# Normalization

Unicode normalization is used to *normalize* different but similiar characters. For example the following unicode characters (and character combinations) are equivalent:

**Canonical Equivalence**

| | | Equivalence Reason |
| --- | --- | --- |
| Ç | C◌̧ | Combined character sequences |
| 가 | ᄀ ᅡ | Conjoined Korean characters |

**Compatibility equivalence**

| | | Equivalence Reason |
| --- | --- | --- |
| ℌ | H | Font variant |
| \[NBSP\] | \[SPACE\] | Both are linebreak sequences |
| ① | 1 | Circled variant |
| x² | x2 | Superscript |
| xⱼ | xj | Subscript |
| ½ | 1/2 | Fractions |

We have mentioned two different types of equivalence here, canonical and compatibility equivalence.

**Canonical equivalence** means both forms are fundamentally the same and when rendered are indistinguishable.

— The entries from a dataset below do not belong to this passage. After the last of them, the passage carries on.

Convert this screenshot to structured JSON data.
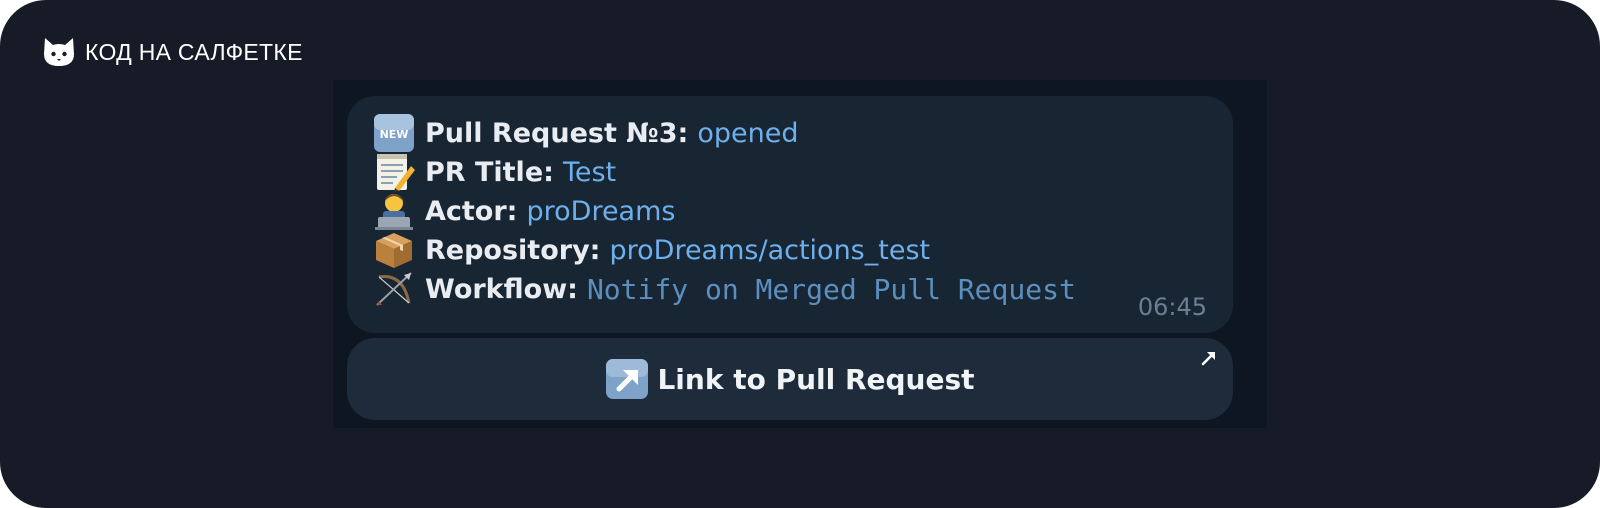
{
  "brand": {
    "name": "КОД НА САЛФЕТКЕ",
    "logo": "cat-head-icon"
  },
  "message": {
    "lines": [
      {
        "icon": "new-badge-icon",
        "label": "Pull Request №3:",
        "value": "opened"
      },
      {
        "icon": "memo-icon",
        "label": "PR Title:",
        "value": "Test"
      },
      {
        "icon": "technologist-icon",
        "label": "Actor:",
        "value": "proDreams"
      },
      {
        "icon": "package-icon",
        "label": "Repository:",
        "value": "proDreams/actions_test"
      },
      {
        "icon": "bow-and-arrow-icon",
        "label": "Workflow:",
        "value": "Notify on Merged Pull Request"
      }
    ],
    "time": "06:45"
  },
  "button": {
    "icon": "up-right-arrow-icon",
    "label": "Link to Pull Request",
    "corner_icon": "external-link-arrow-icon"
  },
  "colors": {
    "frame_bg": "#161b27",
    "chat_bg": "#0e1621",
    "bubble_bg": "#182533",
    "button_bg": "#1d2b3a",
    "link_blue": "#6eb0ec",
    "mono_blue": "#5b8fbf",
    "time_gray": "#6d7f91"
  }
}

For example we can take the unicode for `'Ç' \u00C7` or the unicode for `'C' \u0043` and `'̧' \u0327`, when the latter two characters are rendered together they look the same as the first character:

In [1]:
print("\u00C7", "\u0043"+"\u0327")

Ç Ç


However, if we print these characters seperately, we can see very clearly that they are not the same:

In [2]:
print("\u00C7", "\u0043", "\u0327")

Ç C ̧


These are examples of canonical equivalence, but we also have compatibility equivalence.

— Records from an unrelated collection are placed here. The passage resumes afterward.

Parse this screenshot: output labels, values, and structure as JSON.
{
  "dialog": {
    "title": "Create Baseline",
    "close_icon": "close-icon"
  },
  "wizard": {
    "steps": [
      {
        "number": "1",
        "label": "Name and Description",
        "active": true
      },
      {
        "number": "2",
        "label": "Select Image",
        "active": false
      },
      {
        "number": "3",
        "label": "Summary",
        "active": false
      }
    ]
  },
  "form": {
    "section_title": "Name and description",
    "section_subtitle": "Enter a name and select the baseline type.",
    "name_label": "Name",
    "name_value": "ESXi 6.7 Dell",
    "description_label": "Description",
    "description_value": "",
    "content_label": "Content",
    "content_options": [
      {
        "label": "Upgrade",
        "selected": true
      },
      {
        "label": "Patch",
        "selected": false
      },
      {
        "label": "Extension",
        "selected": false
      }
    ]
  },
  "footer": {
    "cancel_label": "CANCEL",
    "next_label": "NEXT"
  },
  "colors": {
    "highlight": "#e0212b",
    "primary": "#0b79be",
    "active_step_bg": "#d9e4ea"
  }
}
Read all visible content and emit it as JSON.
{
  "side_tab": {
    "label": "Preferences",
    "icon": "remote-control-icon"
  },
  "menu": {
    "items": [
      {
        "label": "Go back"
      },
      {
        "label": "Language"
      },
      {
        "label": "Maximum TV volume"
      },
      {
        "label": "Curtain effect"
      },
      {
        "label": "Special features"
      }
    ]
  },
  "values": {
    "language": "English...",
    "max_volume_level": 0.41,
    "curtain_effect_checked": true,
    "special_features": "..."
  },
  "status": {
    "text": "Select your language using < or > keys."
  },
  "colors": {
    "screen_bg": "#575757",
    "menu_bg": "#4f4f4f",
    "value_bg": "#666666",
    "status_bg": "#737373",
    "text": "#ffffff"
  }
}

**Compatibility equivalence** refers to the formatting differences between characters, which includes (but is not limited to):

* font variants
* cursive forms
* circled characters
* width variation
* size changes
* rotation
* superscript and subscript
* fractions

In this case we can see a difference between the rendered characters, for example between `ℌ` and `H`, or `½` and `1 ⁄ 2`.

For many of these examples which are either canonical equivalents (Ç ↔ C ̧ ) or compatibility equivalents (½ → 1 ⁄ 2), if we compare if these different forms are equal, we will find that they are not:

In [3]:
"Ç" == "Ç"

False

In [4]:
"ℌ" == "H"

False

In [5]:
"½" == "1⁄2"  # note that 1⁄2 are the characters 1 ⁄ 2 placed together (they are automatically formatted)

False